Making of Focus

Watching “behind the scenes”, or perhaps directors notes on dvds, makes appreciating a film more fun (although some think reading spoilers more so). The reasons for me writing about the making serves 2 purposes, one to document some of the technicalities used, and second to reflect what went wrong and could be improved. Or perhaps bring more depth to the story.

One of the questions most asked about this video is whether I did the blurring in post production. The answer is no and a reason is that it would create too much work. The video with a wide aperture (f/4), which means the lens is allowing more light in, creating “circle of confusion”, blurring objects not in focus. In general that’s called a shallow depth of field, and helps create the “bokeh effect”.

Frame of Focus
Framing.

In this still from the MJPEG, the focus is on the mirror frame, making the mirror image like a painting. Another question asked is whether someone shot the video. If you watch the last few seconds of the video, you would have an idea but this motion still tells the story.

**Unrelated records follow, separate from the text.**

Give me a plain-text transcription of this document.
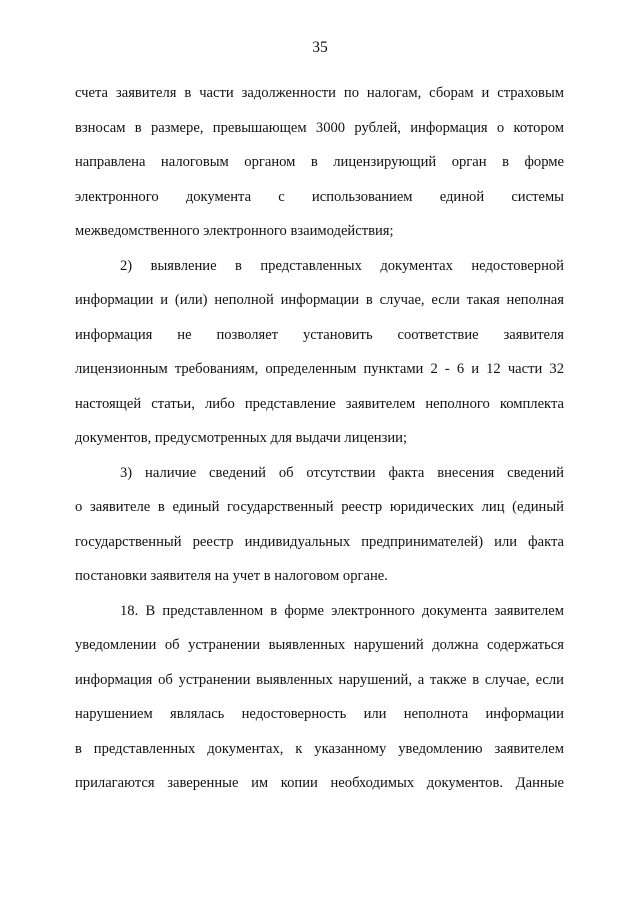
35
счета заявителя в части задолженности по налогам, сборам и страховым
взносам в размере, превышающем 3000 рублей, информация о котором
направлена налоговым органом в лицензирующий орган в форме
электронного документа с использованием единой системы
межведомственного электронного взаимодействия;
2) выявление в представленных документах недостоверной
информации и (или) неполной информации в случае, если такая неполная
информация не позволяет установить соответствие заявителя
лицензионным требованиям, определенным пунктами 2 - 6 и 12 части 32
настоящей статьи, либо представление заявителем неполного комплекта
документов, предусмотренных для выдачи лицензии;
3) наличие сведений об отсутствии факта внесения сведений
о заявителе в единый государственный реестр юридических лиц (единый
государственный реестр индивидуальных предпринимателей) или факта
постановки заявителя на учет в налоговом органе.
18. В представленном в форме электронного документа заявителем
уведомлении об устранении выявленных нарушений должна содержаться
информация об устранении выявленных нарушений, а также в случае, если
нарушением являлась недостоверность или неполнота информации
в представленных документах, к указанному уведомлению заявителем
прилагаются заверенные им копии необходимых документов. Данные
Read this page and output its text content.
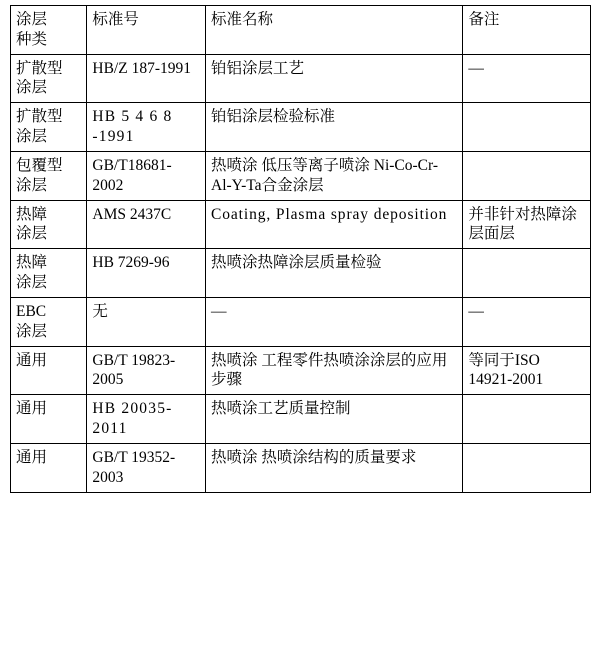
涂层
种类	标准号	标准名称	备注

扩散型
涂层	HB/Z 187-1991	铂铝涂层工艺	—

扩散型
涂层	HB 5 4 6 8 -1991	铂铝涂层检验标准	

包覆型
涂层	GB/T18681-2002	热喷涂 低压等离子喷涂 Ni-Co-Cr-Al-Y-Ta合金涂层	

热障
涂层	AMS 2437C	Coating, Plasma spray deposition	并非针对热障涂层面层

热障
涂层	HB 7269-96	热喷涂热障涂层质量检验	

EBC
涂层	无	—	—

通用	GB/T 19823-2005	热喷涂 工程零件热喷涂涂层的应用步骤	等同于ISO 14921-2001

通用	HB 20035-2011	热喷涂工艺质量控制	

通用	GB/T 19352-2003	热喷涂 热喷涂结构的质量要求	
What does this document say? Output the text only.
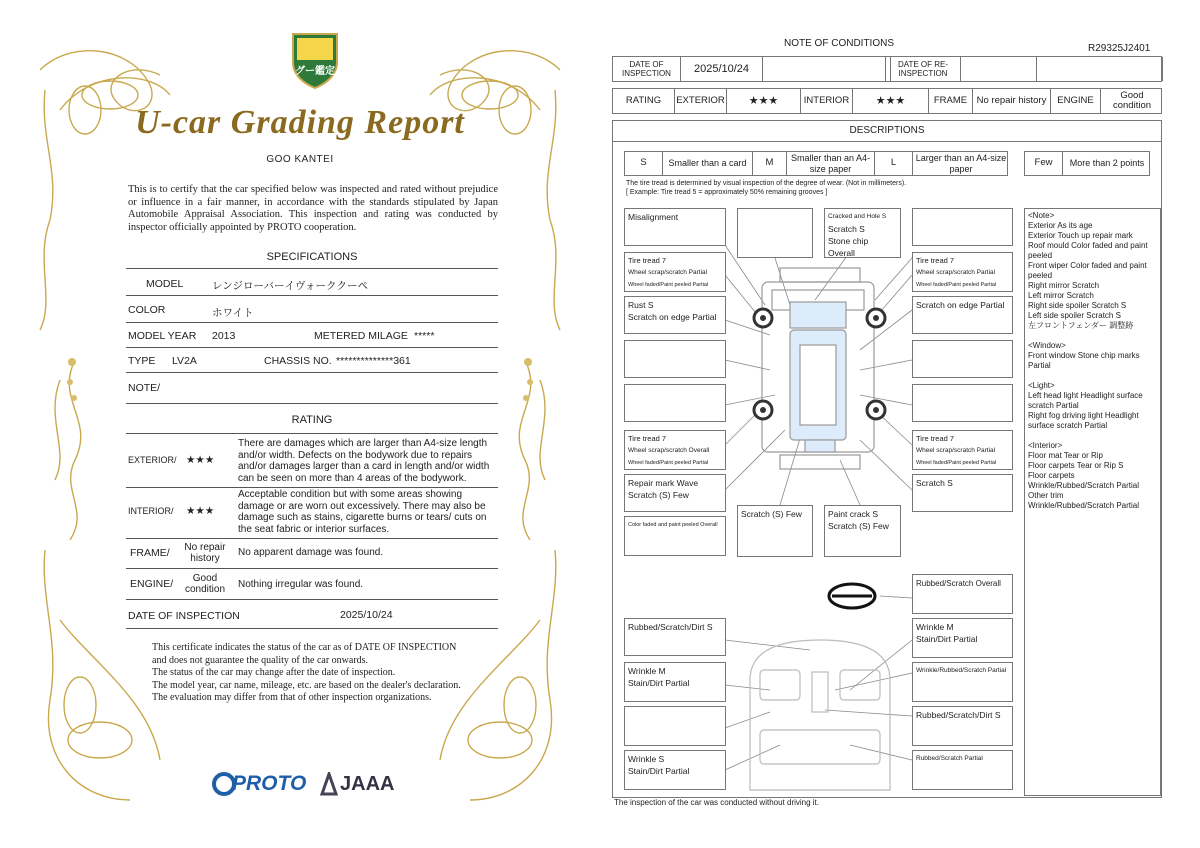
グー鑑定
U-car Grading Report
GOO KANTEI
This is to certify that the car specified below was inspected and rated without prejudice or influence in a fair manner, in accordance with the standards stipulated by Japan Automobile Appraisal Association. This inspection and rating was conducted by inspector officially appointed by PROTO cooperation.
SPECIFICATIONS
MODEL	レンジローバーイヴォーククーペ
COLOR	ホワイト
MODEL YEAR 2013	METERED MILAGE *****
TYPE LV2A	CHASSIS NO. **************361
NOTE/
RATING
EXTERIOR/ ★★★
There are damages which are larger than A4-size length and/or width. Defects on the bodywork due to repairs and/or damages larger than a card in length and/or width can be seen on more than 4 areas of the bodywork.
INTERIOR/ ★★★
Acceptable condition but with some areas showing damage or are worn out excessively. There may also be damage such as stains, cigarette burns or tears/ cuts on the seat fabric or interior surfaces.
FRAME/	No repair history
No apparent damage was found.
ENGINE/	Good condition	Nothing irregular was found.
DATE OF INSPECTION	2025/10/24
This certificate indicates the status of the car as of DATE OF INSPECTION and does not guarantee the quality of the car onwards.
The status of the car may change after the date of inspection.
The model year, car name, mileage, etc. are based on the dealer's declaration.
The evaluation may differ from that of other inspection organizations.
PROTO JAAA
NOTE OF CONDITIONS	R29325J2401
DATE OF INSPECTION	2025/10/24	DATE OF RE-INSPECTION
RATING	EXTERIOR	★★★	INTERIOR	★★★	FRAME	No repair history	ENGINE	Good condition
DESCRIPTIONS
S	Smaller than a card	M	Smaller than an A4-size paper
L	Larger than an A4-size paper
Few	More than 2 points
The tire tread is determined by visual inspection of the degree of wear. (Not in millimeters).
[ Example: Tire tread 5 = approximately 50% remaining grooves ]
Misalignment	Cracked and Hole S
Scratch S
Stone chip Overall
Tire tread 7
Wheel scrap/scratch Partial
Wheel faded/Paint peeled Partial
Tire tread 7
Wheel scrap/scratch Partial
Wheel faded/Paint peeled Partial
Rust S
Scratch on edge Partial
Scratch on edge Partial
Tire tread 7
Wheel scrap/scratch Overall
Wheel faded/Paint peeled Partial
Tire tread 7
Wheel scrap/scratch Partial
Wheel faded/Paint peeled Partial
Repair mark Wave
Scratch (S) Few
Scratch S
Color faded and paint peeled Overall
Scratch (S) Few	Paint crack S
Scratch (S) Few
Rubbed/Scratch Overall
Rubbed/Scratch/Dirt S	Wrinkle M
Stain/Dirt Partial
Wrinkle M
Stain/Dirt Partial
Wrinkle/Rubbed/Scratch Partial
Rubbed/Scratch/Dirt S
Wrinkle S
Stain/Dirt Partial
Rubbed/Scratch Partial
<Note>
Exterior As its age
Exterior Touch up repair mark
Roof mould Color faded and paint peeled
Front wiper Color faded and paint peeled
Right mirror Scratch
Left mirror Scratch
Right side spoiler Scratch S
Left side spoiler Scratch S
左フロントフェンダー 調整跡

<Window>
Front window Stone chip marks Partial

<Light>
Left head light Headlight surface scratch Partial
Right fog driving light Headlight surface scratch Partial

<Interior>
Floor mat Tear or Rip
Floor carpets Tear or Rip S
Floor carpets
Wrinkle/Rubbed/Scratch Partial
Other trim
Wrinkle/Rubbed/Scratch Partial
The inspection of the car was conducted without driving it.
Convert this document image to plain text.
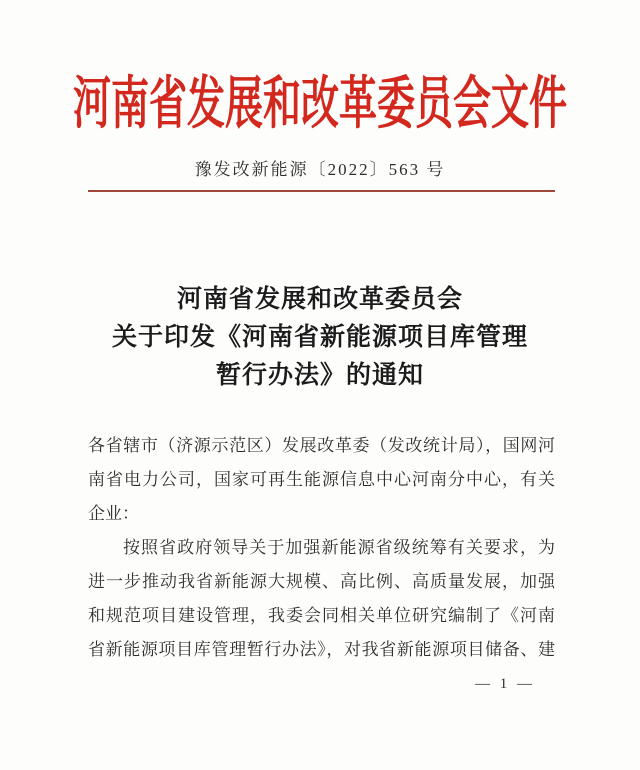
河南省发展和改革委员会文件
豫发改新能源〔2022〕563 号
河南省发展和改革委员会
关于印发《河南省新能源项目库管理
暂行办法》的通知
各省辖市（济源示范区）发展改革委（发改统计局），国网河
南省电力公司，国家可再生能源信息中心河南分中心，有关
企业：
按照省政府领导关于加强新能源省级统筹有关要求，为
进一步推动我省新能源大规模、高比例、高质量发展，加强
和规范项目建设管理，我委会同相关单位研究编制了《河南
省新能源项目库管理暂行办法》，对我省新能源项目储备、建
— 1 —
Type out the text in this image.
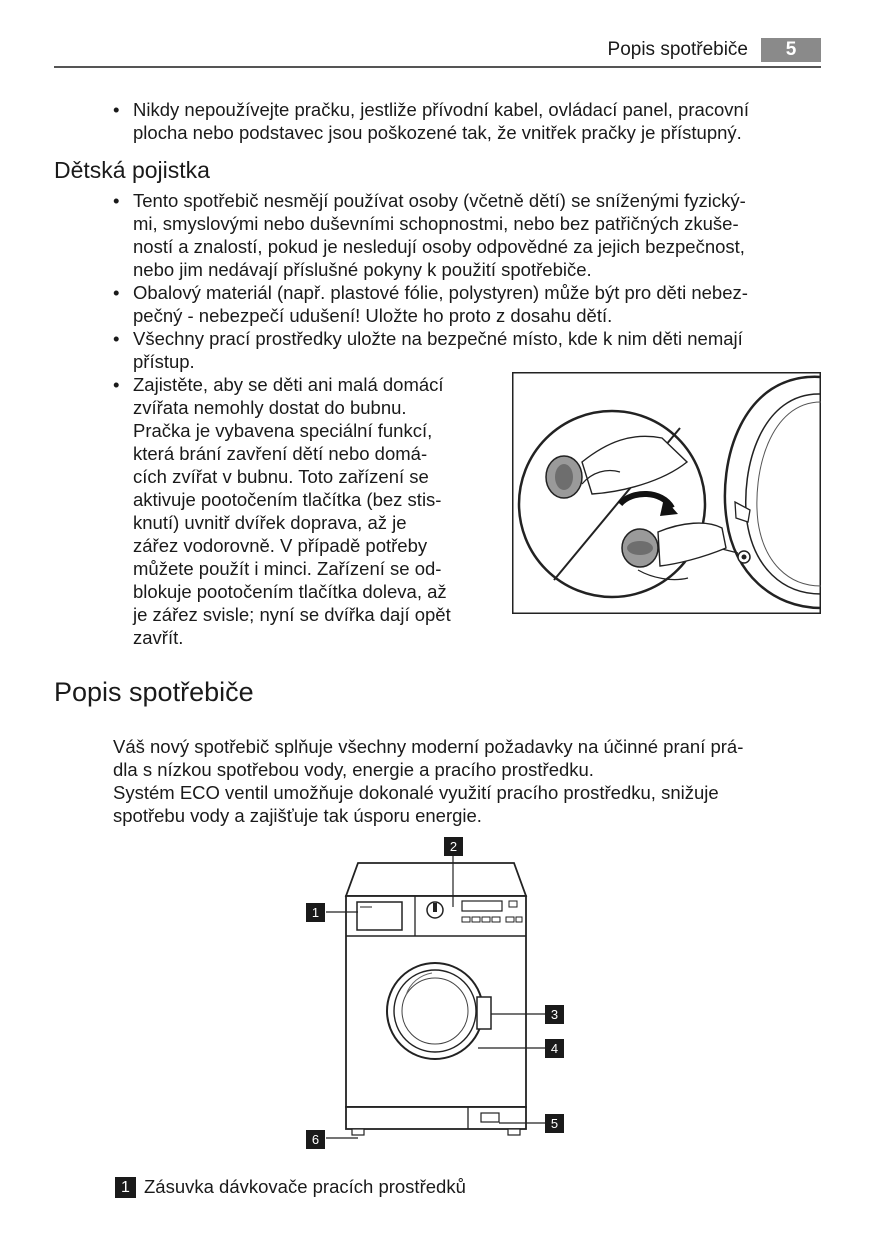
Popis spotřebiče	5
• Nikdy nepoužívejte pračku, jestliže přívodní kabel, ovládací panel, pracovní
plocha nebo podstavec jsou poškozené tak, že vnitřek pračky je přístupný.
Dětská pojistka
• Tento spotřebič nesmějí používat osoby (včetně dětí) se sníženými fyzický-
mi, smyslovými nebo duševními schopnostmi, nebo bez patřičných zkuše-
ností a znalostí, pokud je nesledují osoby odpovědné za jejich bezpečnost,
nebo jim nedávají příslušné pokyny k použití spotřebiče.
• Obalový materiál (např. plastové fólie, polystyren) může být pro děti nebez-
pečný - nebezpečí udušení! Uložte ho proto z dosahu dětí.
• Všechny prací prostředky uložte na bezpečné místo, kde k nim děti nemají
přístup.
• Zajistěte, aby se děti ani malá domácí
zvířata nemohly dostat do bubnu.
Pračka je vybavena speciální funkcí,
která brání zavření dětí nebo domá-
cích zvířat v bubnu. Toto zařízení se
aktivuje pootočením tlačítka (bez stis-
knutí) uvnitř dvířek doprava, až je
zářez vodorovně. V případě potřeby
můžete použít i minci. Zařízení se od-
blokuje pootočením tlačítka doleva, až
je zářez svisle; nyní se dvířka dají opět
zavřít.
Popis spotřebiče
Váš nový spotřebič splňuje všechny moderní požadavky na účinné praní prá-
dla s nízkou spotřebou vody, energie a pracího prostředku.
Systém ECO ventil umožňuje dokonalé využití pracího prostředku, snižuje
spotřebu vody a zajišťuje tak úsporu energie.
1
2
3
4
5
6
1 Zásuvka dávkovače pracích prostředků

Behind the scenes of Focus
Crew and equipment

Lastly, the usb cable connects the canon camera 40D to the PC, and recorded via EOS Camera Movie Record.

EOS Camera Movie Record
The software/hack which make the video possible.

What could have done better? The plot, being plain boring but it is the feeling when I got watching arts film in the past. The jerkiness, which leads me to find out about but not use the hardware solutions (eg. steadicam) and software approaches (eg. deshaker).

And without saying, one might question while watching, whether I’m in focus.